そこで本記事では、組織再編とは何か、組織再編のメリットやデメリットについて解説します。また比較されることの多いM&Aとの違いを解説します。

会社法における組織再編とは?

組織再編とは、企業や団体の構造や機能を変更・改善するための手段です。

「経営改善のため、社内構造を変更したい」と思っている企業にとっては大変重要な手法です。組織再編は会社法の様々な条文に規定されており、例えば組織変更は第743条~第747条、合併は第748条~第817条などに沿って行われます。

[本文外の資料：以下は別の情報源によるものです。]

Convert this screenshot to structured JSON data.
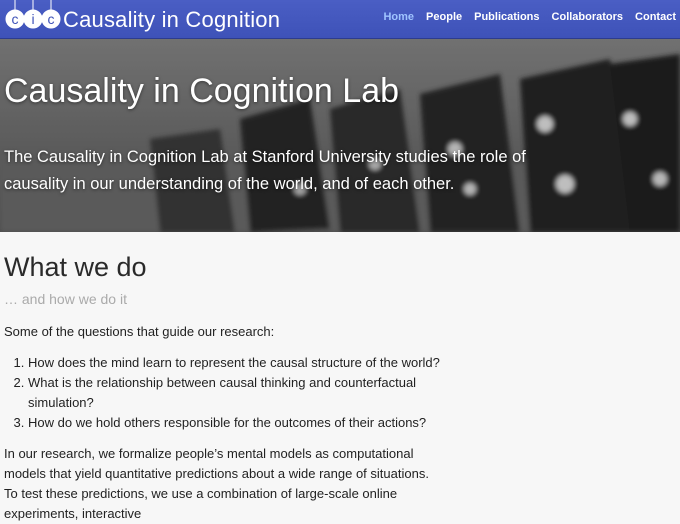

ここでは、組織再編の目的と、M&Aとの違いについて解説します。

組織再編の目的

組織再編は通常、経営や事業において、効率性の向上や費用の削減、競争力の強化または経営危機への対応などを目的として行われます。中でも「効率性の向上」と「競争力の強化」を目的に行う企業は大変多いです。

  • 効率性の向上同一事業への集約や経営体制の変更を試みたい企業に有効
  • 競争力の強化:既存の事業と新しい事業を組み合わせることによるシナジー効果を意識している企業に有効

会社は、組織変更をすることができる。この場合においては、組織変更計画を作成しなければならない。

【引用】e-GOV 会社法 第743条

組織再編を行う際は、組織変更計画の作成が必須となります。会社形態や組織再編の手法によっても内容が異なるため、M&A仲介会社をはじめとした、組織再編に詳しい専門家の相談がおすすめです。

組織再編とM&Aの違い

組織再編とM&Aは似ていますが、目的と手法が異なります。組織再編は主に内部の構造変更を指し、M&A※1は他企業との合併や買収を通じて成長戦略を推進するものです。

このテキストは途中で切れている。